Mobster-cum-movie mogul wannabe Chili takes a meeting with the hottest actor in town, Martin Weir (Danny DeVito), and tries to sell him on the role of the loan shark. (This scene is fat with irony -- Co-Producer DeVito was originally cast as Chili.)

Meanwhile Harry offers other mobsters a piece of the film hoping that, like Chili, they'd rather be in movies than collect on a debt. One ponies up drug money for financing, but there's a catch -- the money is in a locker at the airport and the feds are on a stakeout waiting for the pickup.

And to add pandemonium, Chili's boss shows up assuming his charge has gone AWOL with his money. Of course, Chili also gets involved with Harry's B-movie scream queen (Rene Russo).

Somehow this collision of inter-woven plot lines stays easy to follow, leaving the audience free to enjoy a story thick with laughs and the terrific performances of Travlota and Hackman.

Chili is almost an amalgam of Travolta's most famous roles -- He cocks his head back and forth like Vinnie Barbarino ("Welcome Back, Kotter"), he carries himself with heavy attitude like Tony ("Saturday Night Fever") and makes light of his gangster from "Pulp Fiction."

Hackman's Harry Zimm is the movie's put-upon straight man. Harry is a little dim and Hackman delivers the dead-serious deadpan dialogue with understated zeal.
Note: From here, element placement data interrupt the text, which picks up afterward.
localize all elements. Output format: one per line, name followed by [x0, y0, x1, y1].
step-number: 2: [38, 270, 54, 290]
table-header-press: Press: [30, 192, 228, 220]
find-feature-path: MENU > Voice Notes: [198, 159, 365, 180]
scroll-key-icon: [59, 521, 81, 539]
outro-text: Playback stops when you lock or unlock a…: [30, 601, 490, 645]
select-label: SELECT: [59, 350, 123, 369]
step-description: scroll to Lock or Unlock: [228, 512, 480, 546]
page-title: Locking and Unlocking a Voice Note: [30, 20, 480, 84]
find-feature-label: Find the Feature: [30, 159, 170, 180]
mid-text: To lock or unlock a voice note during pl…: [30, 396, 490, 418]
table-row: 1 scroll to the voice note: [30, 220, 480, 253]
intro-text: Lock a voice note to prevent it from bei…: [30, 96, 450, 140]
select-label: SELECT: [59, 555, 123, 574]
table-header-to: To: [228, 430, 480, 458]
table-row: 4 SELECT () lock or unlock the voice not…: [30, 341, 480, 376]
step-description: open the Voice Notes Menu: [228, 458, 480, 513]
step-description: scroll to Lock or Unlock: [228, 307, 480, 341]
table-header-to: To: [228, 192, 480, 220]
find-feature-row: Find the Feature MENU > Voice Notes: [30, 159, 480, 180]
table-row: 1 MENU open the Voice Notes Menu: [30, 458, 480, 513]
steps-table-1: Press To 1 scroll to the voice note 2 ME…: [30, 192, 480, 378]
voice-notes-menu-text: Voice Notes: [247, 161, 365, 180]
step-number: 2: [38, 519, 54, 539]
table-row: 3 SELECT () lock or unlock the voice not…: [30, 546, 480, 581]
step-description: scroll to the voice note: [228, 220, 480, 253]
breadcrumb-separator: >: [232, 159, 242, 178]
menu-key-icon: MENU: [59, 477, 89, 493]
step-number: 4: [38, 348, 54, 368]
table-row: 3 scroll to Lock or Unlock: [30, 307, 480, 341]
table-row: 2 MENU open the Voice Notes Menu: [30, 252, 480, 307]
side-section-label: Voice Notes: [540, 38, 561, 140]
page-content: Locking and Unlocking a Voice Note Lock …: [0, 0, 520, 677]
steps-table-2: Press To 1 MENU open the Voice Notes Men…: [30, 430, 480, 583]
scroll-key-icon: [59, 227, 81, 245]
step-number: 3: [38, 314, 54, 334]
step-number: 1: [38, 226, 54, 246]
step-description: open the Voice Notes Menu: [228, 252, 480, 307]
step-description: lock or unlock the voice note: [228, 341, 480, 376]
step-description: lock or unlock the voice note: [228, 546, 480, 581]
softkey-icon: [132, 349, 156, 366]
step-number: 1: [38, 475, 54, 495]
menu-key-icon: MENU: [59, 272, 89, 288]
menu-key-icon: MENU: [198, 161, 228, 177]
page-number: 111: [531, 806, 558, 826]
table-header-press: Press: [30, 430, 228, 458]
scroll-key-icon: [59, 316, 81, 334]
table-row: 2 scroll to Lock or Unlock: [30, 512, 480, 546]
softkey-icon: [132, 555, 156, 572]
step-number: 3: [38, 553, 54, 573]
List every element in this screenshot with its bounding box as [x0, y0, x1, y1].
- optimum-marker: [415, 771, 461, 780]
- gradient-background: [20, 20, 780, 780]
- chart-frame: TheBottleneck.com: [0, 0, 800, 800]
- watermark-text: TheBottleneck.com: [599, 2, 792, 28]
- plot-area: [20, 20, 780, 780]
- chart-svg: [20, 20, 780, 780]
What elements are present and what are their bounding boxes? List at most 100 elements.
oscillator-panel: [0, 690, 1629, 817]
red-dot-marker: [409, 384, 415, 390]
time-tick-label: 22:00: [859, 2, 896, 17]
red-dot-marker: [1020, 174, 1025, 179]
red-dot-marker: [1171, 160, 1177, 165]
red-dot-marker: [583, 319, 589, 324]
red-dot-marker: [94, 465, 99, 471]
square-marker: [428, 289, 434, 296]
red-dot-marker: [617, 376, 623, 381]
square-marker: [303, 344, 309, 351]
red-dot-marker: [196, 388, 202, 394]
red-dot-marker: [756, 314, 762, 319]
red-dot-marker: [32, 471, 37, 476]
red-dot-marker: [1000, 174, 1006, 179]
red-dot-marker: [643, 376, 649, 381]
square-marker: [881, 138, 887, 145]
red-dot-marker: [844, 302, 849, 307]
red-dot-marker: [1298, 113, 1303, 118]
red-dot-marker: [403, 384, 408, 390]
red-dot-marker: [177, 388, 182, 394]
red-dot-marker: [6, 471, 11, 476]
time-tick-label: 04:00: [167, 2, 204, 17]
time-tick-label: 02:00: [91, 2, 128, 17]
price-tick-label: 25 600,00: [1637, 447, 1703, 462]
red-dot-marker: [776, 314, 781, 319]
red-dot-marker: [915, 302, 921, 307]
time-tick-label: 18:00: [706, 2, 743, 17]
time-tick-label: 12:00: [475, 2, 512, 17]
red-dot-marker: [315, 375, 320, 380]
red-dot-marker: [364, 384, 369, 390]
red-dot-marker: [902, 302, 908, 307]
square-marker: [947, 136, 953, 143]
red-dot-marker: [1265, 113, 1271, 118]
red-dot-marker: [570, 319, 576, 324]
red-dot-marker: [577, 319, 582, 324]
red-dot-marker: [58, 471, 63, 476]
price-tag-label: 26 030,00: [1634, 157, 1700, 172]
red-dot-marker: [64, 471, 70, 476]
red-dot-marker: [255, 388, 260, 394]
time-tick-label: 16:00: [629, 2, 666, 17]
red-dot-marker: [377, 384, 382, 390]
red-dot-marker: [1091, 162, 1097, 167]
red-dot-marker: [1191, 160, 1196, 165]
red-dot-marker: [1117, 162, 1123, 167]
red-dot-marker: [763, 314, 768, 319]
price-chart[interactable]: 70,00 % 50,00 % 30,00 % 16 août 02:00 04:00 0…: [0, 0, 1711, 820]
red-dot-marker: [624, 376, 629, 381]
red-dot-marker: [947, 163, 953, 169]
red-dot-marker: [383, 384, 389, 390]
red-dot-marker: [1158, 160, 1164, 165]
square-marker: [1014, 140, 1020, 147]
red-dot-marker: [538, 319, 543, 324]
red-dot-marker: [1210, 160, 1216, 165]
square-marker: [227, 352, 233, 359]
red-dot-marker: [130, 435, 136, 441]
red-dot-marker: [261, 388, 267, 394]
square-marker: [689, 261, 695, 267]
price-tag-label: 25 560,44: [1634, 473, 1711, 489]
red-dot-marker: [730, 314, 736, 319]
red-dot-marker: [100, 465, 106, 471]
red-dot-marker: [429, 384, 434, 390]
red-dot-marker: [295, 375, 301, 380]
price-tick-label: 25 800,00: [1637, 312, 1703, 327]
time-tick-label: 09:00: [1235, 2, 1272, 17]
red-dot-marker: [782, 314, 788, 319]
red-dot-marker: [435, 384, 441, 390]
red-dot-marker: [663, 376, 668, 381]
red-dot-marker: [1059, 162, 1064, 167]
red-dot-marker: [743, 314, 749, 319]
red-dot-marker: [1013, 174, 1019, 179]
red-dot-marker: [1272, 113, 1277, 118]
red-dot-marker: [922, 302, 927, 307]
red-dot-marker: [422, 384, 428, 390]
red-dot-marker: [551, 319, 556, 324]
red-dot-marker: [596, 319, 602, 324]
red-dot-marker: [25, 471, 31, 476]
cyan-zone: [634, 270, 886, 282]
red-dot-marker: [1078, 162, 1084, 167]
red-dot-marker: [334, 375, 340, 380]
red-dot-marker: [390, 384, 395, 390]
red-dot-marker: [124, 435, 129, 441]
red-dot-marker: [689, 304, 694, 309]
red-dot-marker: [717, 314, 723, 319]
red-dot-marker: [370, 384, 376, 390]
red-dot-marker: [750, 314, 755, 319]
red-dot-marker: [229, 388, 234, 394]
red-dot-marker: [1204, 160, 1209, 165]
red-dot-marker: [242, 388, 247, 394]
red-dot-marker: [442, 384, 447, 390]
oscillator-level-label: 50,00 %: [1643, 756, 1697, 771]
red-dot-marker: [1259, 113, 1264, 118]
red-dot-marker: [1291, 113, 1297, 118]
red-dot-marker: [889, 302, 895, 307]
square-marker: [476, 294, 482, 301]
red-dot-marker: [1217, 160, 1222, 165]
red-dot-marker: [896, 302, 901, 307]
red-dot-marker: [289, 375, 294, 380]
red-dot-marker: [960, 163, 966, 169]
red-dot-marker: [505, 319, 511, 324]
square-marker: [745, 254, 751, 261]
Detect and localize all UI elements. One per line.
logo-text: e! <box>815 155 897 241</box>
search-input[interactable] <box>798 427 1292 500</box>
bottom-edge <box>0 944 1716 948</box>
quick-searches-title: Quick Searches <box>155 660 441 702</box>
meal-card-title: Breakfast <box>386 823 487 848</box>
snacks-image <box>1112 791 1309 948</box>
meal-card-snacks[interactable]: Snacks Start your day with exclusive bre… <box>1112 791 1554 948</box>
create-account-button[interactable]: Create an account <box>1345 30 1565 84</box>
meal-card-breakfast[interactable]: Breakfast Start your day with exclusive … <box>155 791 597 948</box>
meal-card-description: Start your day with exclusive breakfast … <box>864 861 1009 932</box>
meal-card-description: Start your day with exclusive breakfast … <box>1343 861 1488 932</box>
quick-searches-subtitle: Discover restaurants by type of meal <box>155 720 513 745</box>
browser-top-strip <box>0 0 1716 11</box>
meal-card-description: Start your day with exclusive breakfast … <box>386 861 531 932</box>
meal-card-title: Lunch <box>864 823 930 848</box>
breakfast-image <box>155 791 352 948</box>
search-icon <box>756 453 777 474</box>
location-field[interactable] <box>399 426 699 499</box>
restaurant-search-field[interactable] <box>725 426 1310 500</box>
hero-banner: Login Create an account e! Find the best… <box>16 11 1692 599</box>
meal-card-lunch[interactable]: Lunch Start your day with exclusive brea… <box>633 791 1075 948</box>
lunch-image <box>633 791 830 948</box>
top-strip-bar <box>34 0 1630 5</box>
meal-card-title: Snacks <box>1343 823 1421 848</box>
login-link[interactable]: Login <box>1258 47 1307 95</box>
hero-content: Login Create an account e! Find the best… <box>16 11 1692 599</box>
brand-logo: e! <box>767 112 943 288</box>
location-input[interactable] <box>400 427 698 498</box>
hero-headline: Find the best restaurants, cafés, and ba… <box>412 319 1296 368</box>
You're meant to laugh at him, not with him.

"Get Shorty" is a difficult movie to describe because it runs in so many directions at once and because each character has so many nuances, but it's great fun and quite engaging for the same reasons. It isn't the kind simple-minded comedy that leaves audiences feeling like they've just been patted on the head, but neither is it confounding. "Get Shorty" may well be the film director Barry Sonnenfeld ("The Addams Family" movies) is remembered for.

P.S. Bonus points to "Get Shorty" for a few uncredited sight-gag cameos by Bette Midler, Penny Marshall and Harvey Keitel.

This review appeared in the Daily Republic, Fairfield, CA.